Nun bräuchten die vermeintlichen Beamten nähere Angaben von ihm zur Bestätigung: Für die Richtigkeit des Namens, der Adresse – und auch einen Betrag von 20.000 Euro auf einem Sparbuch – wollten sie von M. die Zusage. „Ich wurde misstrauisch, denn der Mann am Telefon klang nicht wie ein Kriminalkommissar, er sprach so ein ,Straßendeutsch’“, wunderte sich der Heißener.

Der Trick: Falscher Kripo-Mann fordert 110 anzurufen, ohne aufzulegen

Das Misstrauen wuchs erst recht, als der „Aushilfs-Schimanski“ angab, vom „Polizeipräsidium Mülheim“ anzurufen – „das gibt es schlicht nicht“, weiß M. Inzwischen hatte der ehemalige Fernmelde-Ingenieur der Telekom schon seinen Computer angeworfen, um die Nummer des Anrufers zu verfolgen. Die war jedoch anonymisiert. „Dann rufen Sie doch 110 an“, verlangte der vermeintliche Kripo-Mann, „aber legen Sie nicht auf“.

Hier aber lauert der eigentliche Trick: Wer nun den Notruf 110 wählt ohne aufzulegen, und meint, mit der Polizei verbunden zu sein, liegt falsch. „Die ursprüngliche Verbindung bleibt bestehen, der Trickbetrüger gibt den Hörer vermutlich einfach nur an seinen Kollegen weiter“, schildert der frühere Fernmelder M. Der Heißener legte in diesem Fall aber vorsichtshalber auf, bevor er den Polizei-Notruf wählte.

„Aushilfs-Schimanski“ wird am Telefon rabiat

Und wurde sofort erneut von der vermeintlichen Kripo angerufen. Diesmal erhöhte der Anrufer den Druck und drohte damit, Herrn M. die Kosten für den Ermittlungsaufwand in Rechnung zu stellen, wenn er nicht den Anweisungen folge. M. blieb jedoch cool und legte stattdessen auf.

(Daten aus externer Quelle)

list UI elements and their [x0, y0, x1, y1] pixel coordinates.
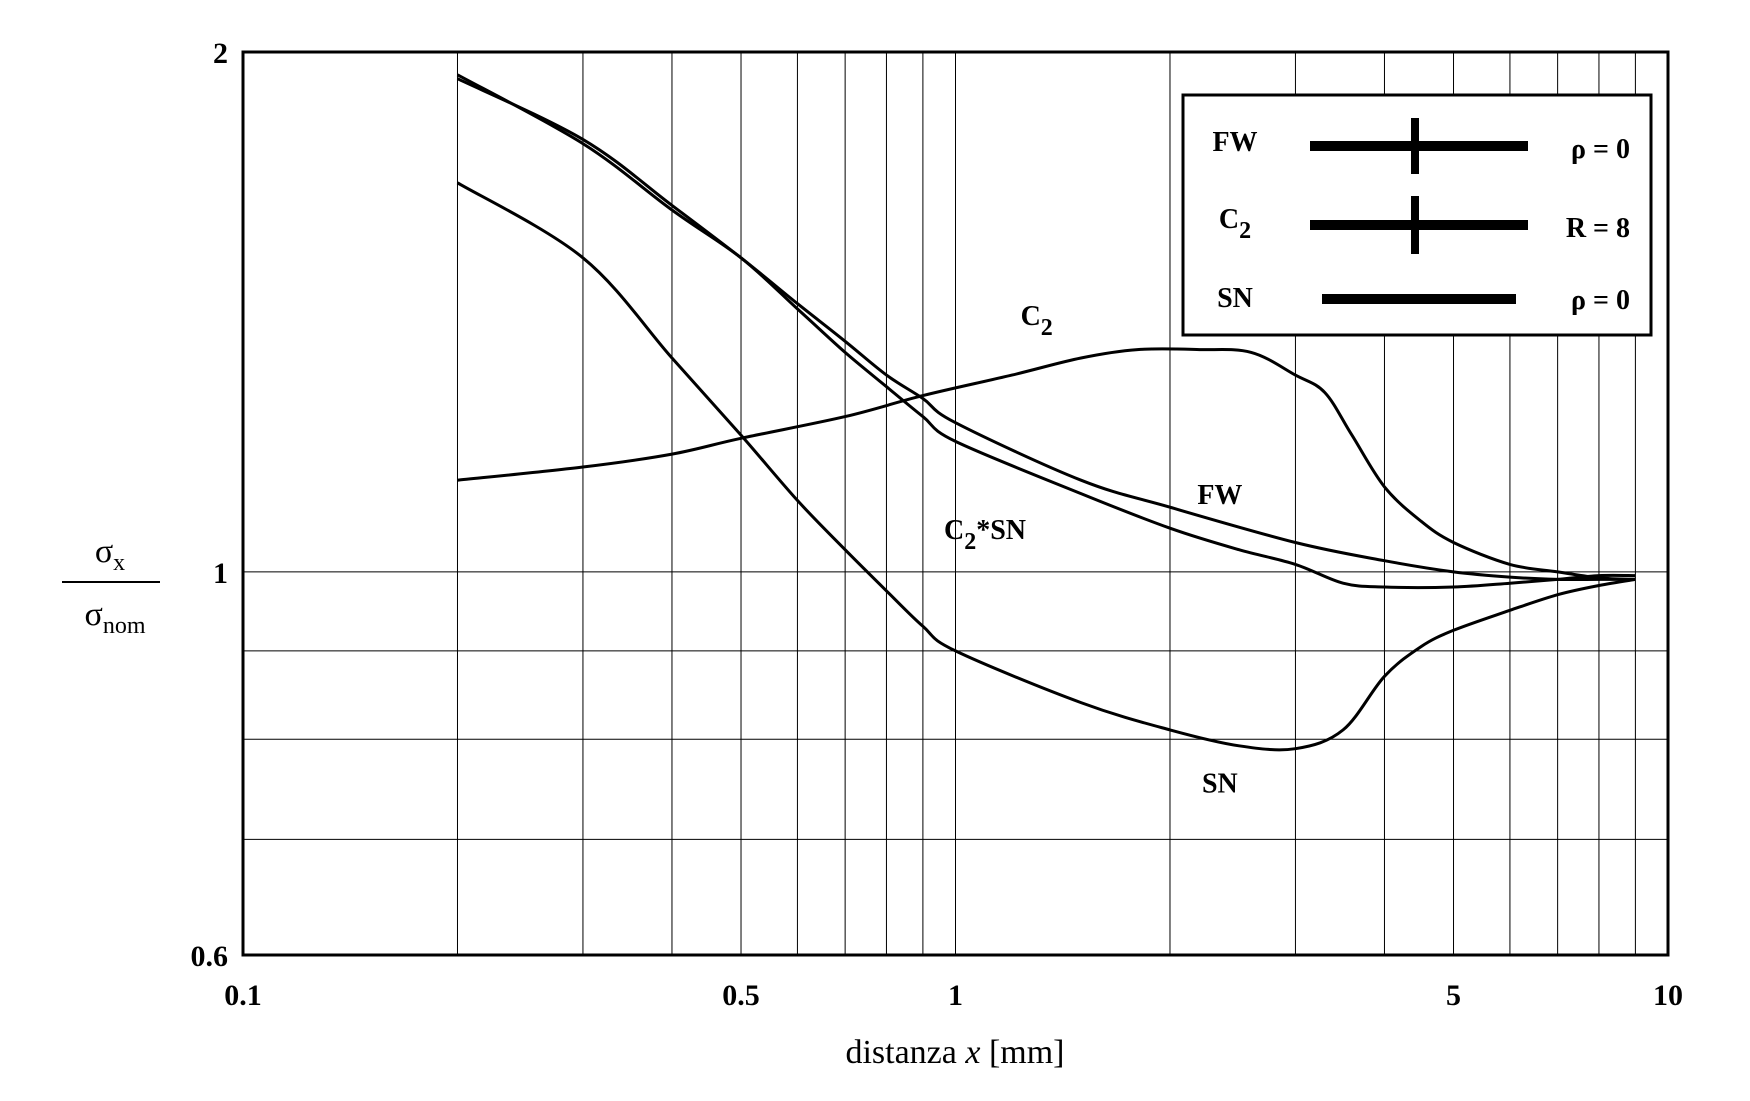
curve-labels: FW C2*SN C2 SN	[944, 301, 1242, 800]
y-axis-title-denominator: σnom	[85, 596, 146, 639]
curves	[456, 73, 1636, 752]
grid-lines	[243, 52, 1668, 955]
series-line-3	[456, 181, 1636, 752]
x-tick-label: 0.5	[722, 979, 760, 1012]
curve-label-1: C2*SN	[944, 515, 1026, 555]
y-tick-label: 1	[213, 557, 228, 590]
legend-sn-label: SN	[1217, 283, 1253, 314]
y-tick-label: 2	[213, 37, 228, 70]
legend-c2-label: C2	[1219, 204, 1251, 244]
legend: FW ρ = 0 C2 R = 8 SN ρ = 0	[1181, 93, 1653, 337]
x-tick-label: 0.1	[224, 979, 262, 1012]
plot-frame	[241, 50, 1670, 957]
legend-sn-param: ρ = 0	[1571, 285, 1630, 316]
x-tick-label: 10	[1653, 979, 1683, 1012]
curve-label-2: C2	[1021, 301, 1053, 341]
tick-labels: 0.1 0.5 1 5 10 0.6 1 2	[191, 37, 1684, 1012]
y-tick-label: 0.6	[191, 940, 229, 973]
x-tick-label: 1	[948, 979, 963, 1012]
legend-fw-label: FW	[1212, 127, 1257, 158]
y-axis-title: σx σnom	[62, 533, 160, 639]
series-line-0	[456, 77, 1636, 582]
legend-c2-param: R = 8	[1566, 213, 1630, 244]
series-line-2	[457, 347, 1636, 581]
x-axis-title: distanza x [mm]	[845, 1034, 1064, 1071]
x-tick-label: 5	[1446, 979, 1461, 1012]
series-line-1	[456, 73, 1636, 590]
curve-label-0: FW	[1197, 480, 1242, 511]
curve-label-3: SN	[1202, 769, 1238, 800]
legend-fw-param: ρ = 0	[1571, 134, 1630, 165]
y-axis-title-numerator: σx	[95, 533, 125, 576]
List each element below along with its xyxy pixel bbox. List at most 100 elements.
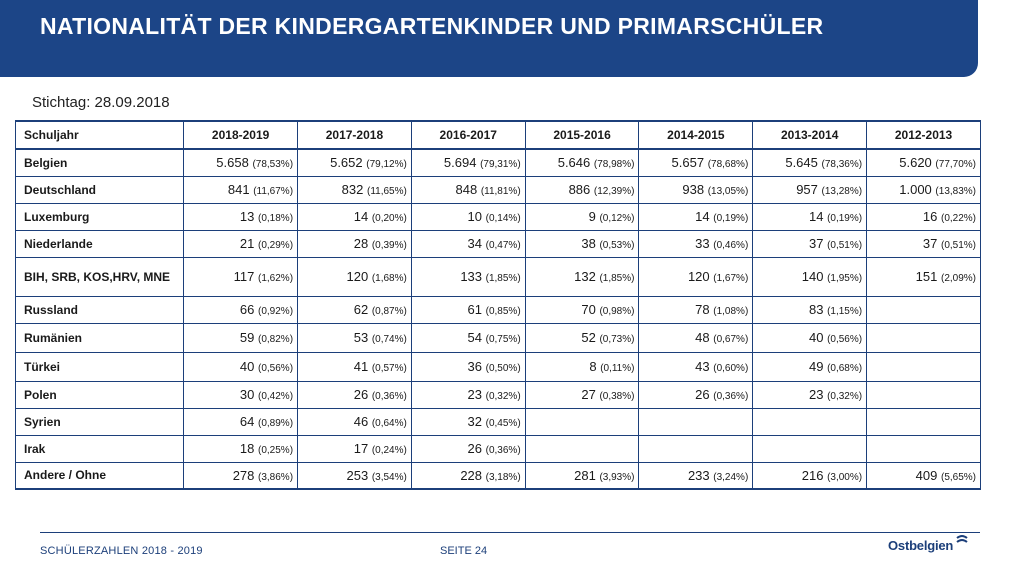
cell-percentage: (1,15%) bbox=[827, 306, 863, 317]
table-cell: 64 (0,89%) bbox=[183, 407, 299, 436]
table-cell: 48 (0,67%) bbox=[638, 322, 754, 353]
table-cell: 26 (0,36%) bbox=[297, 380, 412, 409]
cell-count: 64 bbox=[239, 414, 255, 429]
cell-count: 43 bbox=[695, 359, 710, 374]
cell-count: 841 bbox=[227, 182, 250, 197]
row-label: Belgien bbox=[14, 148, 185, 177]
cell-percentage: (0,67%) bbox=[713, 334, 749, 345]
table-cell: 32 (0,45%) bbox=[410, 407, 526, 436]
cell-count: 133 bbox=[460, 269, 483, 284]
table-cell bbox=[752, 407, 868, 436]
cell-count: 26 bbox=[353, 387, 369, 402]
table-cell: 1.000 (13,83%) bbox=[866, 175, 981, 204]
table-cell: 78 (1,08%) bbox=[638, 295, 754, 324]
cell-percentage: (0,36%) bbox=[371, 391, 407, 402]
cell-percentage: (78,36%) bbox=[821, 159, 863, 171]
cell-percentage: (0,22%) bbox=[940, 213, 976, 224]
table-cell: 253 (3,54%) bbox=[297, 461, 412, 490]
cell-percentage: (0,46%) bbox=[713, 240, 749, 251]
table-row: BIH, SRB, KOS,HRV, MNE 117 (1,62%) 120 (1,… bbox=[14, 256, 981, 297]
cell-count: 216 bbox=[801, 467, 824, 483]
table-cell: 409 (5,65%) bbox=[866, 461, 981, 490]
table-row: Niederlande 21 (0,29%) 28 (0,39%) 34 (0,47%… bbox=[14, 229, 981, 258]
row-label: Russland bbox=[14, 295, 185, 324]
cell-percentage: (0,85%) bbox=[485, 306, 521, 317]
table-cell: 17 (0,24%) bbox=[297, 434, 412, 463]
cell-count: 938 bbox=[682, 182, 705, 197]
cell-percentage: (12,39%) bbox=[593, 186, 635, 197]
table-row: Luxemburg 13 (0,18%) 14 (0,20%) 10 (0,14%) 9… bbox=[14, 202, 981, 231]
table-cell: 938 (13,05%) bbox=[638, 175, 754, 204]
table-cell: 83 (1,15%) bbox=[752, 295, 868, 324]
table-row: Türkei 40 (0,56%) 41 (0,57%) 36 (0,50%) 8 (0… bbox=[14, 351, 981, 382]
row-label: Deutschland bbox=[14, 175, 185, 204]
cell-count: 48 bbox=[695, 330, 710, 345]
table-cell: 5.620 (77,70%) bbox=[866, 148, 981, 177]
cell-percentage: (3,93%) bbox=[599, 471, 635, 483]
cell-percentage: (0,56%) bbox=[258, 363, 294, 374]
cell-count: 27 bbox=[581, 387, 596, 402]
cell-count: 14 bbox=[695, 209, 710, 224]
row-label: Luxemburg bbox=[14, 202, 185, 231]
cell-count: 83 bbox=[808, 302, 824, 317]
cell-percentage: (0,39%) bbox=[371, 240, 407, 251]
cell-count: 120 bbox=[346, 269, 369, 284]
cell-percentage: (1,67%) bbox=[713, 273, 749, 284]
table-cell: 26 (0,36%) bbox=[638, 380, 754, 409]
table-row: Rumänien 59 (0,82%) 53 (0,74%) 54 (0,75%) 52… bbox=[14, 322, 981, 353]
cell-count: 59 bbox=[239, 330, 255, 345]
cell-percentage: (0,89%) bbox=[258, 418, 294, 429]
table-cell bbox=[866, 380, 981, 409]
table-cell bbox=[866, 322, 981, 353]
cell-count: 38 bbox=[581, 236, 596, 251]
cell-count: 53 bbox=[353, 330, 369, 345]
cell-percentage: (0,25%) bbox=[258, 445, 294, 456]
cell-percentage: (0,38%) bbox=[599, 391, 635, 402]
table-cell: 14 (0,19%) bbox=[752, 202, 868, 231]
cell-count: 34 bbox=[467, 236, 483, 251]
cell-count: 5.646 bbox=[557, 155, 591, 171]
cell-count: 40 bbox=[808, 330, 824, 345]
cell-percentage: (0,98%) bbox=[599, 306, 635, 317]
cell-count: 151 bbox=[915, 269, 938, 284]
cell-count: 30 bbox=[239, 387, 255, 402]
table-cell: 5.652 (79,12%) bbox=[297, 148, 412, 177]
cell-percentage: (3,18%) bbox=[485, 471, 521, 483]
cell-count: 281 bbox=[574, 467, 596, 483]
row-label: Niederlande bbox=[14, 229, 185, 258]
cell-percentage: (0,19%) bbox=[827, 213, 863, 224]
cell-percentage: (11,67%) bbox=[253, 186, 294, 197]
table-cell: 36 (0,50%) bbox=[410, 351, 526, 382]
cell-count: 253 bbox=[346, 467, 369, 483]
table-cell: 278 (3,86%) bbox=[183, 461, 299, 490]
cell-count: 132 bbox=[574, 269, 596, 284]
table-cell: 49 (0,68%) bbox=[752, 351, 868, 382]
table-cell: 841 (11,67%) bbox=[183, 175, 299, 204]
cell-count: 13 bbox=[239, 209, 255, 224]
cell-count: 26 bbox=[695, 387, 710, 402]
cell-count: 61 bbox=[467, 302, 483, 317]
cell-count: 32 bbox=[467, 414, 483, 429]
cell-count: 26 bbox=[467, 441, 483, 456]
cell-count: 37 bbox=[808, 236, 824, 251]
cell-count: 886 bbox=[568, 182, 591, 197]
cell-count: 5.658 bbox=[216, 155, 249, 171]
cell-percentage: (0,11%) bbox=[600, 363, 635, 374]
table-cell: 957 (13,28%) bbox=[752, 175, 868, 204]
cell-percentage: (0,51%) bbox=[827, 240, 863, 251]
cell-percentage: (0,47%) bbox=[485, 240, 521, 251]
table-cell: 62 (0,87%) bbox=[297, 295, 412, 324]
cell-count: 9 bbox=[588, 209, 596, 224]
cell-count: 52 bbox=[581, 330, 596, 345]
cell-count: 5.657 bbox=[671, 155, 705, 171]
cell-count: 28 bbox=[353, 236, 369, 251]
cell-count: 23 bbox=[467, 387, 483, 402]
cell-count: 10 bbox=[467, 209, 483, 224]
title-bar: NATIONALITÄT DER KINDERGARTENKINDER UND … bbox=[0, 0, 978, 77]
table-cell: 28 (0,39%) bbox=[297, 229, 412, 258]
table-cell: 38 (0,53%) bbox=[524, 229, 640, 258]
cell-percentage: (13,83%) bbox=[935, 186, 976, 197]
cell-percentage: (0,36%) bbox=[485, 445, 521, 456]
cell-count: 16 bbox=[922, 209, 938, 224]
cell-percentage: (3,86%) bbox=[258, 471, 294, 483]
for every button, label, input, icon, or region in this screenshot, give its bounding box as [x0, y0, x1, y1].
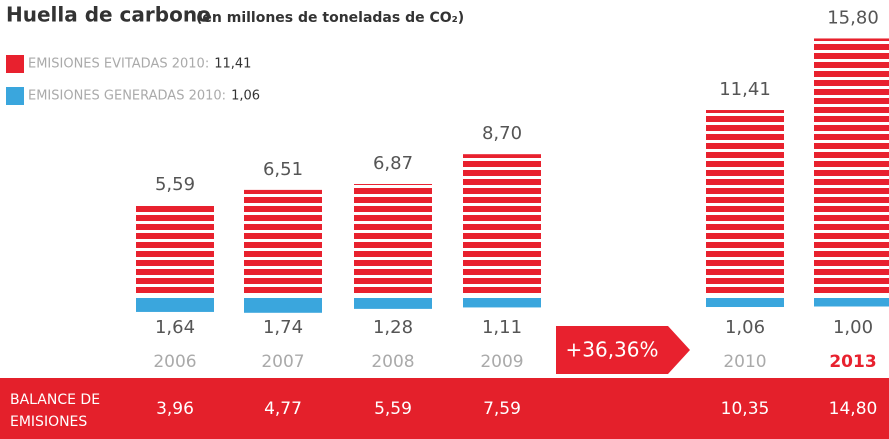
value-label: 6,87 — [373, 153, 413, 174]
value-label: 1,74 — [263, 317, 303, 338]
x-tick-label: 2009 — [480, 352, 523, 372]
value-label: 1,64 — [155, 317, 195, 338]
balance-value: 14,80 — [829, 399, 878, 419]
legend-swatch — [6, 55, 24, 73]
balance-value: 3,96 — [156, 399, 194, 419]
chart-title: Huella de carbono — [6, 3, 211, 27]
bar-generated — [814, 298, 889, 307]
bar-generated — [463, 298, 541, 308]
value-label: 8,70 — [482, 123, 522, 144]
bar-avoided — [354, 184, 432, 296]
legend-value: 11,41 — [214, 57, 251, 72]
bar-avoided — [814, 38, 889, 297]
balance-value: 5,59 — [374, 399, 412, 419]
x-tick-label: 2013 — [829, 352, 876, 372]
value-label: 15,80 — [827, 7, 879, 28]
bar-avoided — [463, 154, 541, 296]
bar-avoided — [706, 110, 784, 296]
x-tick-label: 2010 — [723, 352, 766, 372]
bar-generated — [354, 298, 432, 309]
legend-label: EMISIONES GENERADAS 2010: — [28, 89, 226, 104]
balance-value: 7,59 — [483, 399, 521, 419]
value-label: 1,28 — [373, 317, 413, 338]
legend-label: EMISIONES EVITADAS 2010: — [28, 57, 209, 72]
legend-value: 1,06 — [231, 89, 260, 104]
balance-band — [0, 378, 889, 439]
value-label: 1,11 — [482, 317, 522, 338]
x-tick-label: 2006 — [153, 352, 196, 372]
bar-generated — [244, 298, 322, 313]
bar-generated — [706, 298, 784, 308]
balance-value: 4,77 — [264, 399, 302, 419]
value-label: 5,59 — [155, 174, 195, 195]
x-tick-label: 2007 — [261, 352, 304, 372]
balance-label: BALANCE DE EMISIONES — [10, 392, 100, 430]
chart-subtitle: (en millones de toneladas de CO₂) — [196, 10, 464, 26]
value-label: 1,00 — [833, 317, 873, 338]
balance-value: 10,35 — [721, 399, 770, 419]
value-label: 11,41 — [719, 79, 771, 100]
bar-avoided — [136, 204, 214, 296]
legend-swatch — [6, 87, 24, 105]
annotation-arrow — [556, 326, 690, 374]
x-tick-label: 2008 — [371, 352, 414, 372]
bar-generated — [136, 298, 214, 312]
value-label: 6,51 — [263, 159, 303, 180]
annotation: +36,36% — [565, 338, 658, 362]
value-label: 1,06 — [725, 317, 765, 338]
bar-avoided — [244, 189, 322, 296]
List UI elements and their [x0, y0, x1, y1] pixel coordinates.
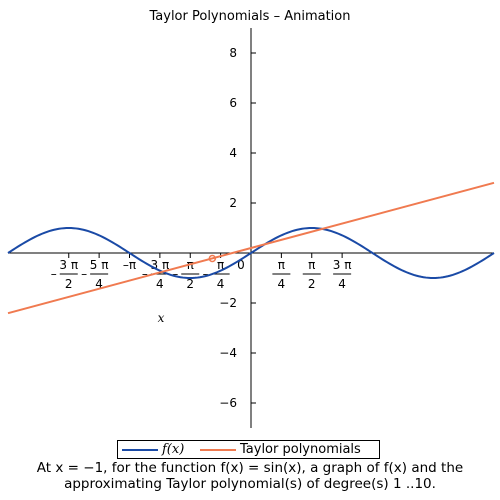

Bei der Polizei Essen-Mülheim weiß man um die neue Kripo-Masche. Wer sich auf das Gespräch mit dem vorgetäuschten Polizei-Notruf einlässt, gibt unter Umständen sensible Daten am Telefon preis, die die Trickbetrüger anschließend nutzen können. Oft werden sie gebeten, sich an einer vermeintlichen Falle für den Trickbetrüger zu beteiligen, indem die ihr Konto leeren und das Geld an einem bestimmten Ort deponieren, damit die „Falle“ zuschnappen kann.

„Die echte Polizei würde in keinem Fall am Telefon nach vorhandenem Schmuck oder nach Bargeld und Vermögen fragen“, teilt die Polizeisprecherin mit. Sie rät dringend dazu, nicht den Anweisungen des falschen Polizisten zu folgen, und immer erst aufzulegen, bevor man dann die Notrufnummer 110 wählt. So sei gewährleistet, dass die Verbindung auch wirklich unterbrochen ist, und nicht mehr mitgelauscht wird.